Without this file, all tests in this module will be skipped.

### `core-site.xml`

This file pre-exists and sources the configurations created in auth-keys.xml.
For most cases, no modification is needed, unless a specific, non-default property needs to be set during the testing.

### `contract-test-options.xml`

All configurations related to support contract tests need to be specified in `contract-test-options.xml`. Here is an example of `contract-test-options.xml`.

```xml
<?xml version="1.0"?>
<?xml-stylesheet type="text/xsl" href="configuration.xsl"?>
<configuration>
    <include xmlns="http://www.w3.org/2001/XInclude"
             href="auth-keys.xml"/>
    <property>
        <name>fs.contract.test.fs.cosn</name>
        <value>cosn://testbucket-12xxxxxx</value>
    </property>

    <property>
        <name>fs.cosn.bucket.region</name>
        <value>ap-xxx</value>
        <description>The region where the bucket is located</description>
    </property>

</configuration>

```

If the option `fs.contract.test.fs.cosn` not definded in the file, all contract tests will be skipped.

## Other issues

### Performance Loss

The IO performance of COS is lower than HDFS in principle, even on virtual clusters running on Tencent CVM.

The main reason can be attributed to the following points:

- HDFS replicates data for faster query.

- HDFS is significantly faster for many “metadata” operations: listing the contents of a directory, calling getFileStatus() on path, creating or deleting directories.

- HDFS stores the data on the local hard disks, avoiding network traffic if the code can be executed on that host. But access to the object storing in COS requires access to network almost each time. It is a critical point in damaging IO performance. Hadoop-COS also do a lot of optimization work for it, such as the pre-read queue, the upload buffer pool, the concurrent upload thread pool, etc.

- File IO performing many seek calls/positioned read calls will also encounter performance problems due to the size of the HTTP requests made. Despite the pre-read cache optimizations, a large number of random reads can still cause frequent network requests.

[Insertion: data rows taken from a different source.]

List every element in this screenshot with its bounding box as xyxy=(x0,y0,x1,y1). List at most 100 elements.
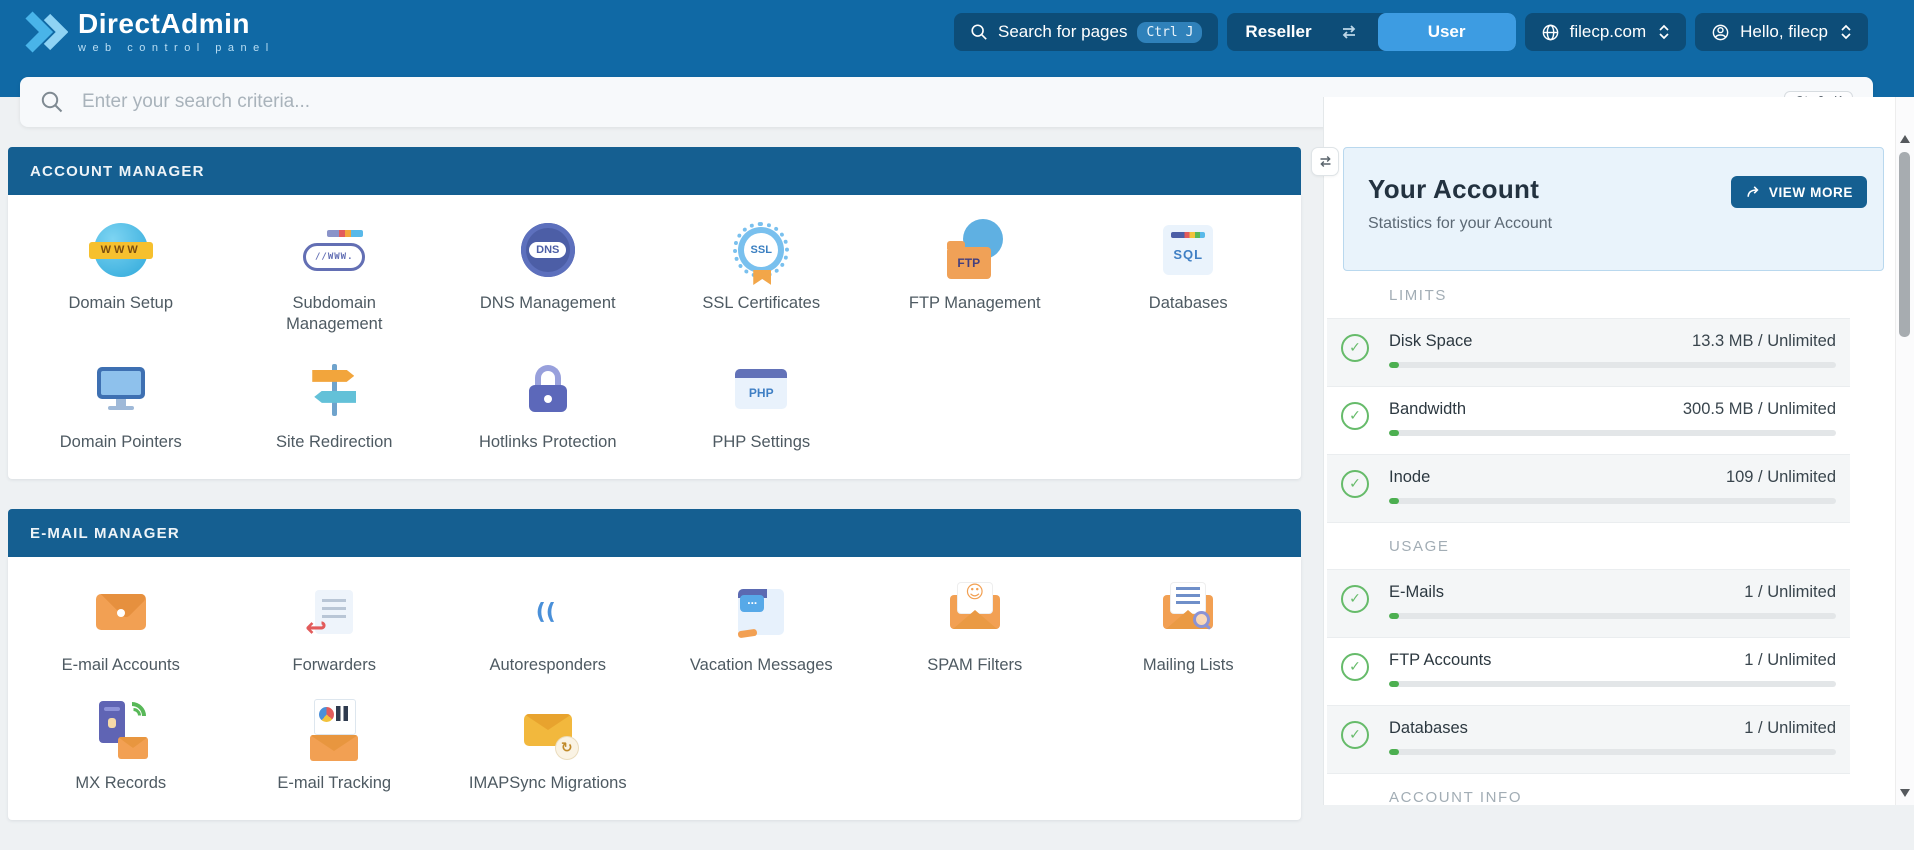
check-icon: ✓ xyxy=(1341,585,1369,613)
domain-selector-value: filecp.com xyxy=(1569,22,1647,41)
stat-group-usage: USAGE ✓ E-Mails 1 / Unlimited ✓ FTP Accounts 1… xyxy=(1327,522,1850,773)
menu-item-label: MX Records xyxy=(75,773,167,792)
view-more-button[interactable]: VIEW MORE xyxy=(1730,176,1867,208)
account-card-title: Your Account xyxy=(1368,174,1540,204)
menu-item-domain-setup[interactable]: WWW Domain Setup xyxy=(14,219,228,336)
menu-item-ftp-management[interactable]: FTP FTP Management xyxy=(868,219,1082,336)
scrollbar xyxy=(1895,97,1914,805)
check-icon: ✓ xyxy=(1341,721,1369,749)
main-content: ACCOUNT MANAGER WWW Domain Setup //WWW. Subd… xyxy=(8,147,1301,850)
subdomain-bar-icon: //WWW. xyxy=(303,219,366,281)
stat-group-limits: LIMITS ✓ Disk Space 13.3 MB / Unlimited ✓ Ban… xyxy=(1327,272,1850,522)
php-window-icon: PHP xyxy=(730,358,792,420)
stat-value: 109 / Unlimited xyxy=(1725,468,1836,486)
search-icon xyxy=(970,23,988,41)
reseller-level-button[interactable]: Reseller xyxy=(1245,22,1312,41)
your-account-card: Your Account Statistics for your Account… xyxy=(1343,147,1884,271)
check-icon: ✓ xyxy=(1341,653,1369,681)
menu-item-autoresponders[interactable]: ((Autoresponders xyxy=(441,581,655,676)
menu-item-label: E-mail Tracking xyxy=(277,773,392,792)
progress-bar xyxy=(1389,362,1836,368)
logo-title: DirectAdmin xyxy=(78,8,250,39)
progress-bar xyxy=(1389,749,1836,755)
chevron-up-down-icon xyxy=(1658,23,1670,41)
menu-item-label: FTP Management xyxy=(908,294,1041,312)
progress-bar xyxy=(1389,681,1836,687)
menu-item-label: Hotlinks Protection xyxy=(478,432,617,451)
stat-group-account-info: ACCOUNT INFO xyxy=(1327,773,1850,820)
panel-swap-button[interactable] xyxy=(1311,147,1339,176)
view-more-label: VIEW MORE xyxy=(1768,184,1853,200)
menu-item-e-mail-accounts[interactable]: E-mail Accounts xyxy=(14,581,228,676)
level-toggle: Reseller User xyxy=(1227,13,1516,51)
menu-item-mailing-lists[interactable]: Mailing Lists xyxy=(1082,581,1296,676)
menu-item-label: Databases xyxy=(1148,294,1228,312)
menu-item-label: Mailing Lists xyxy=(1142,656,1234,675)
scroll-down-arrow[interactable] xyxy=(1900,789,1910,797)
menu-item-site-redirection[interactable]: Site Redirection xyxy=(228,358,442,453)
account-statistics: LIMITS ✓ Disk Space 13.3 MB / Unlimited ✓ Ban… xyxy=(1327,272,1850,820)
menu-item-imapsync-migrations[interactable]: ↻ IMAPSync Migrations xyxy=(441,699,655,794)
auto-reply-icon: (( xyxy=(535,599,556,625)
ssl-badge-icon: SSL xyxy=(730,219,792,285)
sync-envelope-icon: ↻ xyxy=(517,699,579,761)
stat-row-bandwidth: ✓ Bandwidth 300.5 MB / Unlimited xyxy=(1327,386,1850,454)
user-menu[interactable]: Hello, filecp xyxy=(1695,13,1868,51)
vacation-note-icon: ... xyxy=(730,581,792,643)
menu-item-label: Vacation Messages xyxy=(689,656,833,675)
stat-label: FTP Accounts xyxy=(1389,651,1492,669)
check-icon: ✓ xyxy=(1341,470,1369,498)
scroll-up-arrow[interactable] xyxy=(1900,135,1910,143)
stat-row-inode: ✓ Inode 109 / Unlimited xyxy=(1327,454,1850,522)
menu-item-label: SSL Certificates xyxy=(702,294,821,312)
domain-selector[interactable]: filecp.com xyxy=(1524,13,1687,51)
menu-item-e-mail-tracking[interactable]: E-mail Tracking xyxy=(228,698,442,794)
mailing-list-icon xyxy=(1157,581,1219,643)
menu-item-php-settings[interactable]: PHP PHP Settings xyxy=(655,358,869,453)
menu-item-ssl-certificates[interactable]: SSL SSL Certificates xyxy=(655,219,869,336)
directadmin-logo[interactable]: DirectAdmin web control panel xyxy=(22,9,275,55)
account-card-subtitle: Statistics for your Account xyxy=(1368,215,1553,232)
menu-item-spam-filters[interactable]: ☺ SPAM Filters xyxy=(868,581,1082,676)
email-chart-icon xyxy=(303,698,365,761)
check-icon: ✓ xyxy=(1341,334,1369,362)
menu-item-label: Domain Pointers xyxy=(59,432,182,451)
search-icon xyxy=(40,90,64,114)
menu-item-label: E-mail Accounts xyxy=(61,656,180,675)
menu-item-forwarders[interactable]: ↩ Forwarders xyxy=(228,581,442,676)
progress-bar xyxy=(1389,430,1836,436)
menu-item-vacation-messages[interactable]: ... Vacation Messages xyxy=(655,581,869,676)
stat-value: 1 / Unlimited xyxy=(1744,719,1836,737)
padlock-icon xyxy=(517,358,579,420)
scrollbar-thumb[interactable] xyxy=(1899,152,1910,337)
menu-item-dns-management[interactable]: DNS DNS Management xyxy=(441,219,655,336)
user-icon xyxy=(1711,23,1730,42)
user-level-button[interactable]: User xyxy=(1377,13,1516,51)
ftp-folder-icon: FTP xyxy=(944,219,1006,281)
spam-envelope-icon: ☺ xyxy=(944,581,1006,643)
section-header: ACCOUNT MANAGER xyxy=(8,147,1301,195)
menu-item-label: Subdomain Management xyxy=(286,294,383,334)
envelope-icon xyxy=(90,581,152,643)
section-e-mail-manager: E-MAIL MANAGER E-mail Accounts ↩ Forwarders… xyxy=(8,509,1301,821)
menu-item-mx-records[interactable]: MX Records xyxy=(14,695,228,794)
stat-value: 1 / Unlimited xyxy=(1744,651,1836,669)
menu-item-databases[interactable]: SQL Databases xyxy=(1082,219,1296,336)
logo-subtitle: web control panel xyxy=(78,42,275,54)
swap-level-icon xyxy=(1340,23,1358,41)
menu-item-label: SPAM Filters xyxy=(927,656,1023,675)
menu-item-subdomain-management[interactable]: //WWW. Subdomain Management xyxy=(228,219,442,336)
forward-arrow-icon: ↩ xyxy=(303,581,365,643)
menu-item-hotlinks-protection[interactable]: Hotlinks Protection xyxy=(441,358,655,453)
check-icon: ✓ xyxy=(1341,402,1369,430)
menu-item-label: PHP Settings xyxy=(712,432,811,451)
menu-item-label: Forwarders xyxy=(292,656,376,675)
stat-label: E-Mails xyxy=(1389,583,1445,601)
menu-item-domain-pointers[interactable]: Domain Pointers xyxy=(14,358,228,453)
group-heading: USAGE xyxy=(1327,522,1850,569)
progress-bar xyxy=(1389,498,1836,504)
page-search-button[interactable]: Search for pages Ctrl J xyxy=(953,13,1219,51)
stat-label: Inode xyxy=(1389,468,1431,486)
stat-value: 300.5 MB / Unlimited xyxy=(1682,400,1836,418)
menu-item-label: DNS Management xyxy=(479,294,616,312)
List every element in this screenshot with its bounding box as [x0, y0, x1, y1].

- On HDFS, both the `rename` and `mv` for a directory or a file are an atomic and O(1)-level operation, but in COS, the operation need to combine `copy` and `delete` sequentially. Therefore, performing rename and move operations on a COS object is not only low performance, but also difficult to guarantee data consistency.

At present, using the COS blob storage system through Hadoop-COS occurs about 20% ~ 25% performance loss compared to HDFS. But, the cost of using COS is lower than HDFS, which includes both storage and maintenance costs.